JOY RIDE - The Seat Belts (Super Torque Records)
What is it about Michigan rock bands releasing debut albums 30 years after they were regularly working the live circuit? The Ramrods did it a few years back and The Seatbelts, now well and truly reformed, continue in the same vein. Contemporaries of of the similarly non-prolific Sonic's Rendezvous Band, they've unleashed "Joy Ride" onto an unsuspecting public with rock and roll seemingly in its death throes. Maybe, just in the nick of time.

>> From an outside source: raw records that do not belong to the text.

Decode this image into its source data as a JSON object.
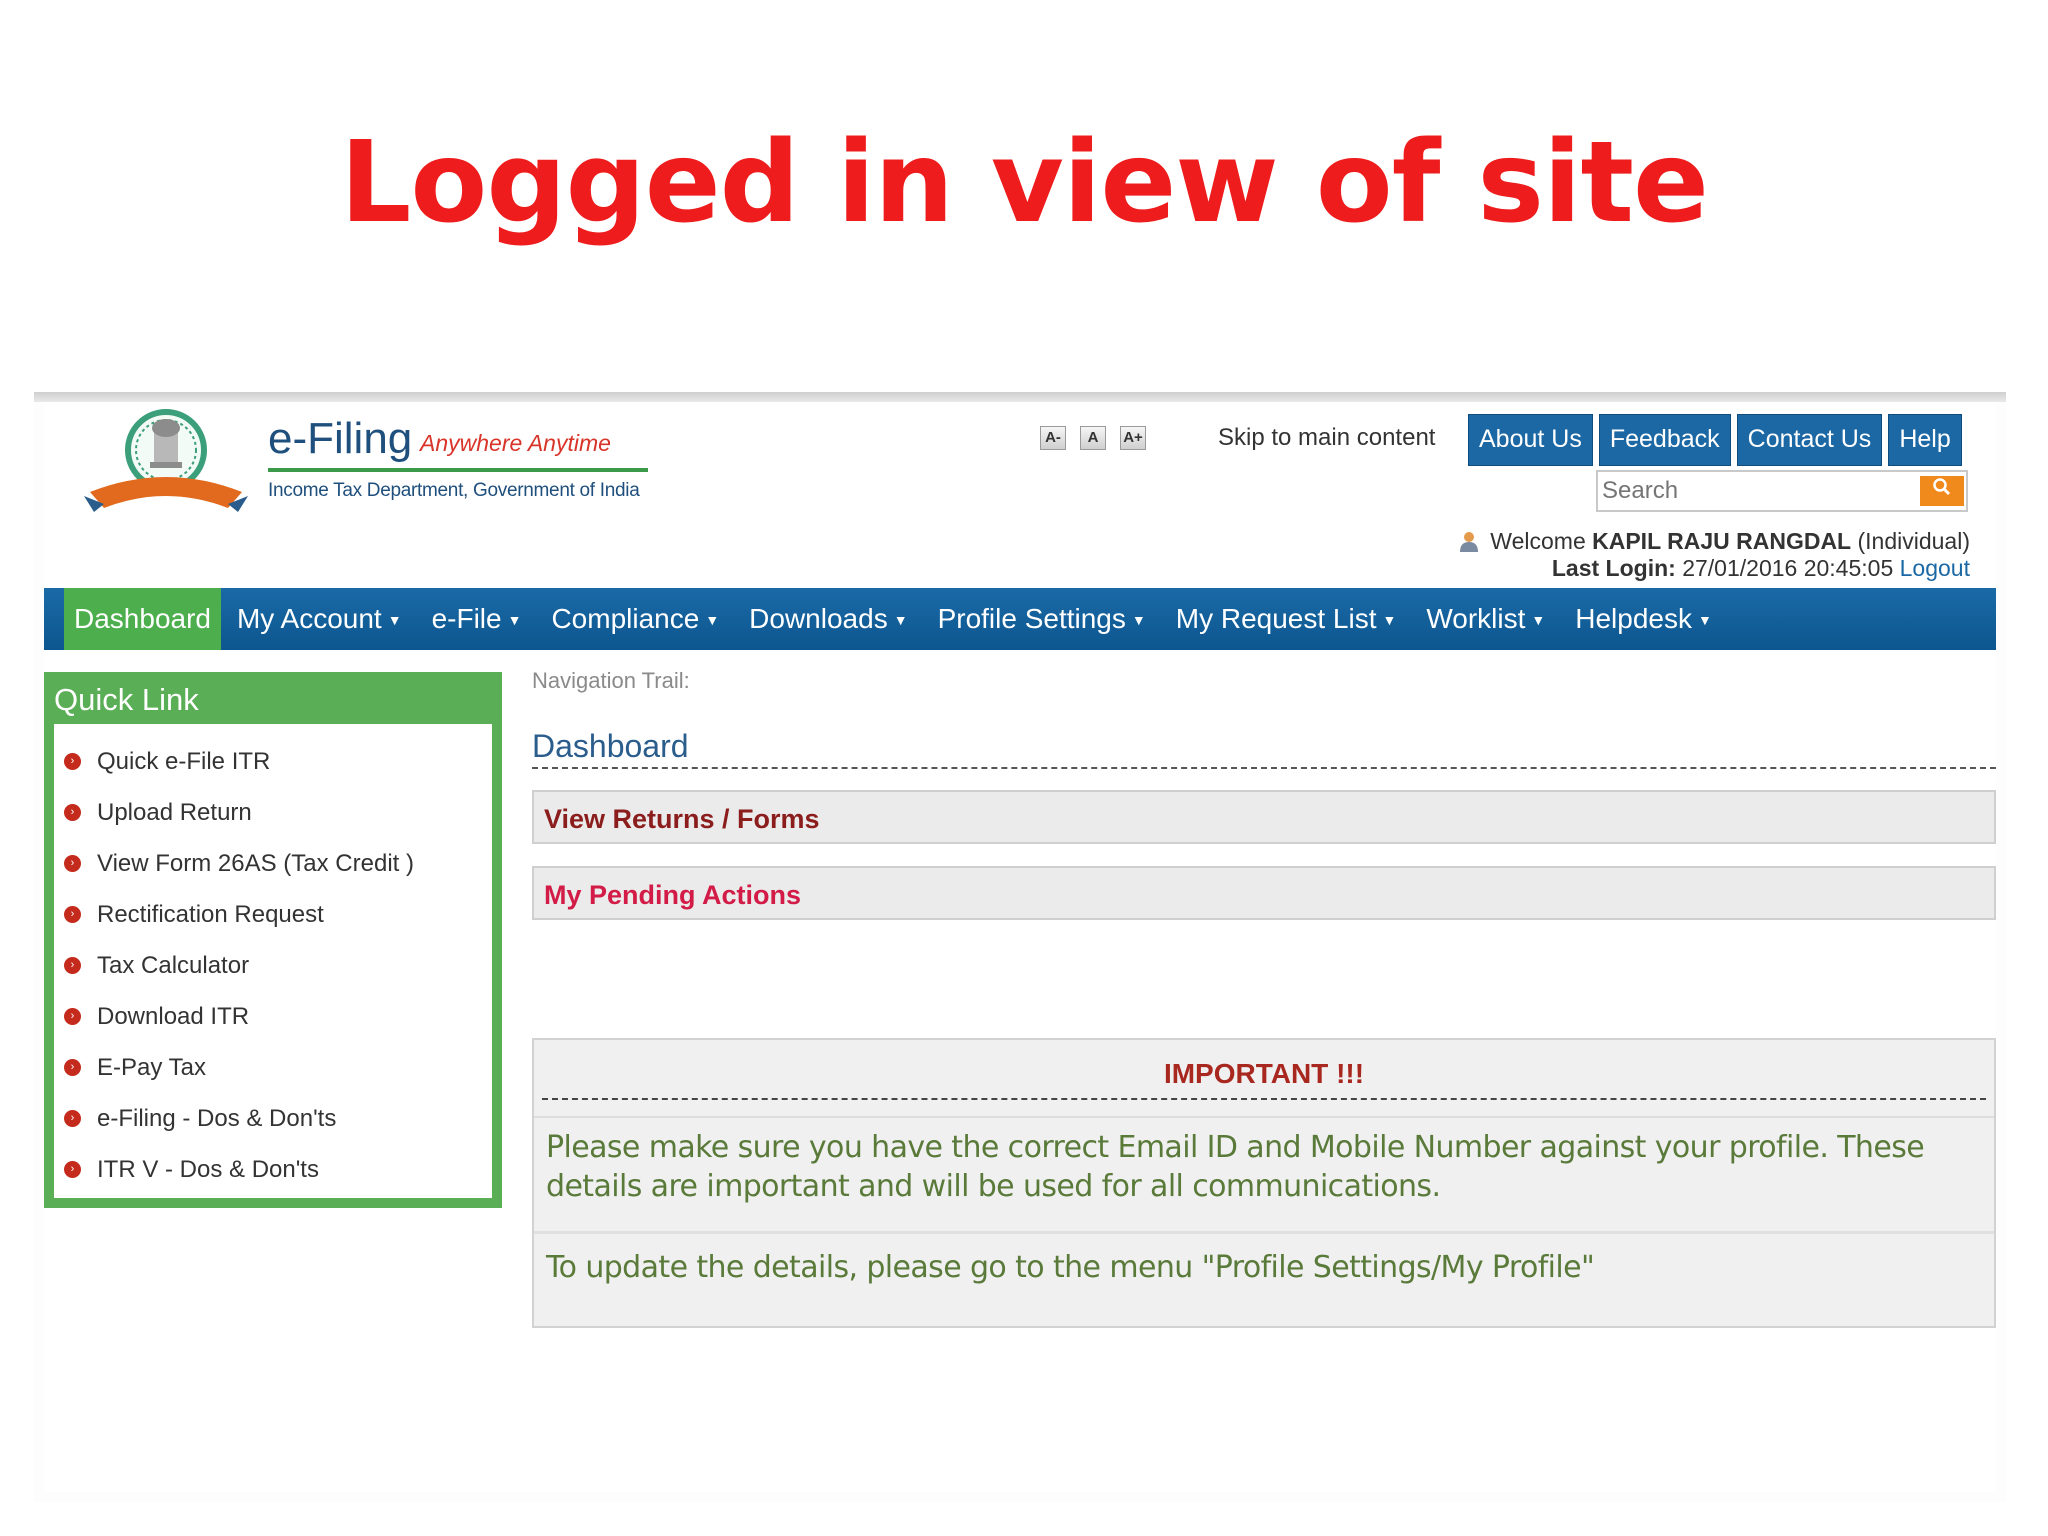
{
  "slide_title": "Logged in view of site",
  "header": {
    "brand_title": "e-Filing",
    "brand_tagline": "Anywhere Anytime",
    "brand_subtitle": "Income Tax Department, Government of India",
    "font_controls": [
      "A-",
      "A",
      "A+"
    ],
    "skip_link": "Skip to main content",
    "top_links": [
      "About Us",
      "Feedback",
      "Contact Us",
      "Help"
    ],
    "search_placeholder": "Search",
    "welcome_prefix": "Welcome",
    "user_name": "KAPIL RAJU RANGDAL",
    "user_type": "(Individual)",
    "last_login_label": "Last Login:",
    "last_login_value": "27/01/2016 20:45:05",
    "logout_label": "Logout"
  },
  "main_nav": {
    "items": [
      {
        "label": "Dashboard",
        "active": true
      },
      {
        "label": "My Account"
      },
      {
        "label": "e-File"
      },
      {
        "label": "Compliance"
      },
      {
        "label": "Downloads"
      },
      {
        "label": "Profile Settings"
      },
      {
        "label": "My Request List"
      },
      {
        "label": "Worklist"
      },
      {
        "label": "Helpdesk"
      }
    ]
  },
  "quick_link": {
    "title": "Quick Link",
    "items": [
      "Quick e-File ITR",
      "Upload Return",
      "View Form 26AS (Tax Credit )",
      "Rectification Request",
      "Tax Calculator",
      "Download ITR",
      "E-Pay Tax",
      "e-Filing - Dos & Don'ts",
      "ITR V - Dos & Don'ts"
    ]
  },
  "content": {
    "nav_trail": "Navigation Trail:",
    "heading": "Dashboard",
    "panel_view_returns": "View Returns / Forms",
    "panel_pending": "My Pending Actions",
    "important_title": "IMPORTANT !!!",
    "important_message": "Please make sure you have the correct Email ID and Mobile Number against your profile. These details are important and will be used for all communications.",
    "important_update": "To update the details, please go to the menu \"Profile Settings/My Profile\""
  },
  "colors": {
    "title_red": "#ee1c1c",
    "nav_blue": "#1a6aa7",
    "active_green": "#4cae4c",
    "quicklink_green": "#5aae55",
    "bullet_red": "#c52b1d"
  }
}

This is a 13-song trip down Interstate 94 that ignores the pot holes. It's straight-up rock and roll with its roots in the '50s. Greg Upshur is a rock and roll singer in the truest sense of the term - vocally he's recalling Robert Gordon. Guitarists Rick Mills and Chris Flanagan favour clean tones without gloss or sheen. If the band wore collars they'd be blue - just as it tends to be with real rockers from the Motor City and environs. Those muscle car mentions in "Age Group Rocker" are entirely appropriate.
With a name like The Seatbelts you'd expect driving songs and "Joy Ride" isn't a letdown. It also offers what passes for an anthem in "American Bandstand", the sort of aspirational, longing-for-the-West Coast/stardom rocker that bands used to produce for something called The Hit Parade.
"Girl Off The Street" is another that proves these guys had/have the sort of pop smarts that turned The Romantics into stars (in Australia of all places) while maintaining their cred at home. She's long moved off the block and lives in Manhattan but I'd love to know what the subject of "I Want To Marry Patti Smith" thinks of the homage. It's an outright rocker that wastes no energy over its 1min20sec.
"Untrue" gets a little scuzzier while "Workin' The Line" ups the heaviness quotient with iron clad drumming and a hefty bass-line (props to Tony Bojanic and Skid Marx respectively.) "Baby, Baby, Baby" rocks as hard as anything here until the breakdown - and then cranks it back up again.